What approaches can researchers use to develop improved CCDC125 antibodies for specialized applications?

For researchers seeking to develop enhanced CCDC125 antibodies with specialized functionalities, several advanced approaches can be considered:

• Epitope-specific antibody generation: Targeting specific regions of CCDC125 can yield antibodies with enhanced properties for particular applications:

  • Focus on the C-terminal region (aa 200-350) that has been successfully used as an immunogen

  • Target regions predicted to be involved in protein-protein interactions, particularly those implicated in RhoGTPase regulation

  • Consider regions that might distinguish between different conformational states of CCDC125

• Single-chain fragment variable (scFv) development: Lessons from other antibody engineering efforts suggest that scFv development could enhance CCDC125 antibody functionality:

  • Select optimal linker peptides (such as (Gly4Ser)3) based on bioinformatic stability predictions

  • Use molecular dynamics simulation to compare structural stability of different constructs

  • Validate binding properties through molecular docking and ELISA

• Cell association selectivity optimization: Drawing from approaches used with other antibodies (like anti-CA 125), researchers can develop CCDC125 antibodies with enhanced selectivity for cell-associated forms:

  • Target membrane-proximal regions that might be absent in shed forms

  • Characterize binding affinities (KD <5 nM would be desirable for high-affinity antibodies)
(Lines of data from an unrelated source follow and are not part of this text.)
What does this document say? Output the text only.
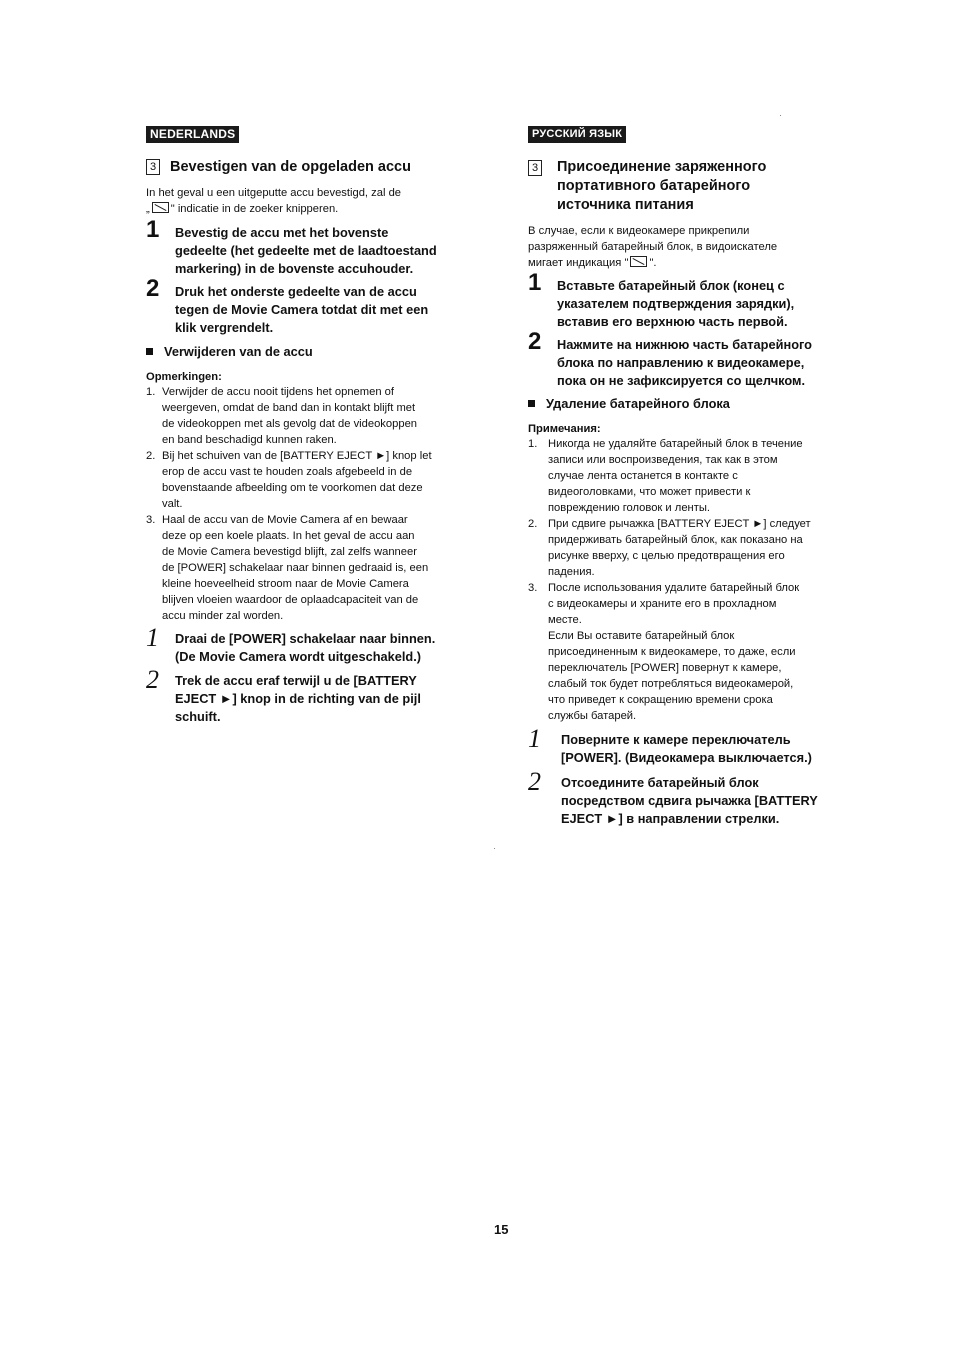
NEDERLANDS
3 Bevestigen van de opgeladen accu
In het geval u een uitgeputte accu bevestigd, zal de
„ " indicatie in de zoeker knipperen.
1 Bevestig de accu met het bovenste
gedeelte (het gedeelte met de laadtoestand
markering) in de bovenste accuhouder.
2 Druk het onderste gedeelte van de accu
tegen de Movie Camera totdat dit met een
klik vergrendelt.
Verwijderen van de accu
Opmerkingen:
1. Verwijder de accu nooit tijdens het opnemen of
weergeven, omdat de band dan in kontakt blijft met
de videokoppen met als gevolg dat de videokoppen
en band beschadigd kunnen raken.
2. Bij het schuiven van de [BATTERY EJECT ►] knop let
erop de accu vast te houden zoals afgebeeld in de
bovenstaande afbeelding om te voorkomen dat deze
valt.
3. Haal de accu van de Movie Camera af en bewaar
deze op een koele plaats. In het geval de accu aan
de Movie Camera bevestigd blijft, zal zelfs wanneer
de [POWER] schakelaar naar binnen gedraaid is, een
kleine hoeveelheid stroom naar de Movie Camera
blijven vloeien waardoor de oplaadcapaciteit van de
accu minder zal worden.
1 Draai de [POWER] schakelaar naar binnen.
(De Movie Camera wordt uitgeschakeld.)
2 Trek de accu eraf terwijl u de [BATTERY
EJECT ►] knop in de richting van de pijl
schuift.
РУССКИЙ ЯЗЫК
3 Присоединение заряженного
портативного батарейного
источника питания
В случае, если к видеокамере прикрепили
разряженный батарейный блок, в видоискателе
мигает индикация " ".
1 Вставьте батарейный блок (конец с
указателем подтверждения зарядки),
вставив его верхнюю часть первой.
2 Нажмите на нижнюю часть батарейного
блока по направлению к видеокамере,
пока он не зафиксируется со щелчком.
Удаление батарейного блока
Примечания:
1. Никогда не удаляйте батарейный блок в течение
записи или воспроизведения, так как в этом
случае лента останется в контакте с
видеоголовками, что может привести к
повреждению головок и ленты.
2. При сдвиге рычажка [BATTERY EJECT ►] следует
придерживать батарейный блок, как показано на
рисунке вверху, с целью предотвращения его
падения.
3. После использования удалите батарейный блок
с видеокамеры и храните его в прохладном
месте.
Если Вы оставите батарейный блок
присоединенным к видеокамере, то даже, если
переключатель [POWER] повернут к камере,
слабый ток будет потребляться видеокамерой,
что приведет к сокращению времени срока
службы батарей.
1 Поверните к камере переключатель
[POWER]. (Видеокамера выключается.)
2 Отсоедините батарейный блок
посредством сдвига рычажка [BATTERY
EJECT ►] в направлении стрелки.
15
  • Test selectivity ratio between cell-associated and circulating forms

• Expression system optimization for recombinant antibodies:

  • Bacterial expression systems like E. coli BL21 (DE3) can be used with appropriate induction methods (IPTG or lactose)

  • Consider periplasmic expression for proper folding of antibody fragments

  • Validate functionality through multiple detection methods (SDS-PAGE, Western blot, ELISA)

• Application-specific modifications:

  • For imaging applications: Develop directly conjugated fluorophore-antibody complexes

  • For therapeutic potential: Explore humanization of promising antibody candidates

  • For quantitative assays: Focus on antibodies with linear dose-response characteristics

By implementing these approaches, researchers can develop next-generation CCDC125 antibodies with enhanced properties for specific research and potential diagnostic applications.